Looking ahead, he said his team expects China's CPI to rise 0.3 percent year-on-year in April, as food prices are likely to continue declining sequentially, while core inflation remains subdued on falling PPI inflation. Due to the still-high comparison base last year, the PPI could decline 3 percent year-on-year in April.
For the full year, Lu said his team cut their 2023 annual forecast of CPI growth to 1.3 percent from 2.6 percent, and this downward revision reflects the weak recovery, normalized supply chains, contracting exports and other disinflationary pressures on core inflation, such as the ongoing price war among auto dealers.
After China's CPI increased by 2 percent in 2022, China has set an annual consumer inflation target of around 3 percent for 2023.
Looking ahead, Lu said his team expects policymakers to step up support in the coming months, as the low inflation readings could provide more room for stimulus.

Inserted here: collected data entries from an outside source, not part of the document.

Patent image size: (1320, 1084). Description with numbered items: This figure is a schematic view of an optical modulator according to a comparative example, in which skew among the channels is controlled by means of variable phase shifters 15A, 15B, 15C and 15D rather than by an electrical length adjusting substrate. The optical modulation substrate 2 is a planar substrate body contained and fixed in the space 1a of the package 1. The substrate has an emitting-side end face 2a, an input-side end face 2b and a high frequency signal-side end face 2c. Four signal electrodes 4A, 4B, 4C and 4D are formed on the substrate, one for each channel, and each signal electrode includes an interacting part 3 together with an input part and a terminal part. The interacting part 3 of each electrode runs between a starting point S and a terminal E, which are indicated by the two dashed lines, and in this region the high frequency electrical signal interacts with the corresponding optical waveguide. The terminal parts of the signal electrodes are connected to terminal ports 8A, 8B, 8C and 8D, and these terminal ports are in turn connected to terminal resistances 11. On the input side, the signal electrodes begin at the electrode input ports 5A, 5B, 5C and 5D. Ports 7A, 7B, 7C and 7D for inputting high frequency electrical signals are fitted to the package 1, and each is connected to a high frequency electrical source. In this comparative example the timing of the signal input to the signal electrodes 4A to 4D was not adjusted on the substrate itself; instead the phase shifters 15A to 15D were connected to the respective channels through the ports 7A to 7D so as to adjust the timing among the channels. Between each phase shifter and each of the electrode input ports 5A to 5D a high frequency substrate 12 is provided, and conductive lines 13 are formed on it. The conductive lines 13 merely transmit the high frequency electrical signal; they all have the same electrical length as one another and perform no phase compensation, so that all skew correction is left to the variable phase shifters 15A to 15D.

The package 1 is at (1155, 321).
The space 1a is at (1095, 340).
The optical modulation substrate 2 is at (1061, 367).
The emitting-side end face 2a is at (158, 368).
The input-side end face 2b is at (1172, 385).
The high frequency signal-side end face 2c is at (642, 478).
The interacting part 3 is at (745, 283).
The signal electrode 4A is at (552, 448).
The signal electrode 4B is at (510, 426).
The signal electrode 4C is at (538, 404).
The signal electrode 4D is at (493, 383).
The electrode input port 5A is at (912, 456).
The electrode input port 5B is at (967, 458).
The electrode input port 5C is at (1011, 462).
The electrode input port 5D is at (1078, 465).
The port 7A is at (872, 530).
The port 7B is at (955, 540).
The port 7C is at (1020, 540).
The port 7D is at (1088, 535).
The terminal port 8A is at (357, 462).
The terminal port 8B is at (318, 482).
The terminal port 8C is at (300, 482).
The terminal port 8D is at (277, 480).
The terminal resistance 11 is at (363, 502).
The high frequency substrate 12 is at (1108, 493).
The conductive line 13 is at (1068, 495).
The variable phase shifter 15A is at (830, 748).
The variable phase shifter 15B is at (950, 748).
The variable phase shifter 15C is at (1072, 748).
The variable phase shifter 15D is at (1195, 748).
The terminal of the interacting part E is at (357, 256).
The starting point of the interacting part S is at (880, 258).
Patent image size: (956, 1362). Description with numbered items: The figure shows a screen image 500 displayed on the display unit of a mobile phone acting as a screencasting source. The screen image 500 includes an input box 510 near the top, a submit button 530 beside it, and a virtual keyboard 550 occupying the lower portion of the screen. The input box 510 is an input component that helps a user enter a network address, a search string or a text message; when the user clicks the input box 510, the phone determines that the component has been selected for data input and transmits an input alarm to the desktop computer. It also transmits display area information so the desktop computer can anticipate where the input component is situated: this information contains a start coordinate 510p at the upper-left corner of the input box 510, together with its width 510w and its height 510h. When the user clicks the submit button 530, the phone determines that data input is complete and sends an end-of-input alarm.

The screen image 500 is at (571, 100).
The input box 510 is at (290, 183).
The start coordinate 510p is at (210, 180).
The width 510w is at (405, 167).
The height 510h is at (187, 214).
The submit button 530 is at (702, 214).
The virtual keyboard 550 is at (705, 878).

"The People's Bank of China (China's central bank) just cut the reserve requirement ratio by 0.25 percentage point at the end of March. However, Beijing still has no appetite to launch a massive stimulus over concerns of distortions and financial risks," he added.
Zhou Maohua, an analyst at China Everbright Bank, said China's mild inflation level provides room for further stimulus, and the country has plenty of space to step up monetary policy support.
While some experts worry that disinflationary pressure remains sizable, Zhou said China will not likely see deflationary risks in the coming months, and the country will continue to keep prices stable and controllable this year.
He said China's economy was picking up and stabilizing in the first quarter amid stronger policy support and a gradual recovery of domestic demand.
There have been signs of improved monetary conditions. China's broad money supply, or M2, stood at 281.46 trillion yuan ($40.88 trillion) by the end of March, up 12.7 percent from a year earlier, indicating accommodative monetary conditions to support the economy, the PBOC said on Tuesday.
China's credit growth continued to recover in March as new yuan-denominated loans totaled 3.89 trillion yuan, up by 749.7 billion yuan year-on-year. And the nation's increment in aggregate social financing — the total amount of financing to the real economy — came in at 5.38 trillion yuan in March, up by 707.9 billion yuan compared with the same period last year, the central bank added.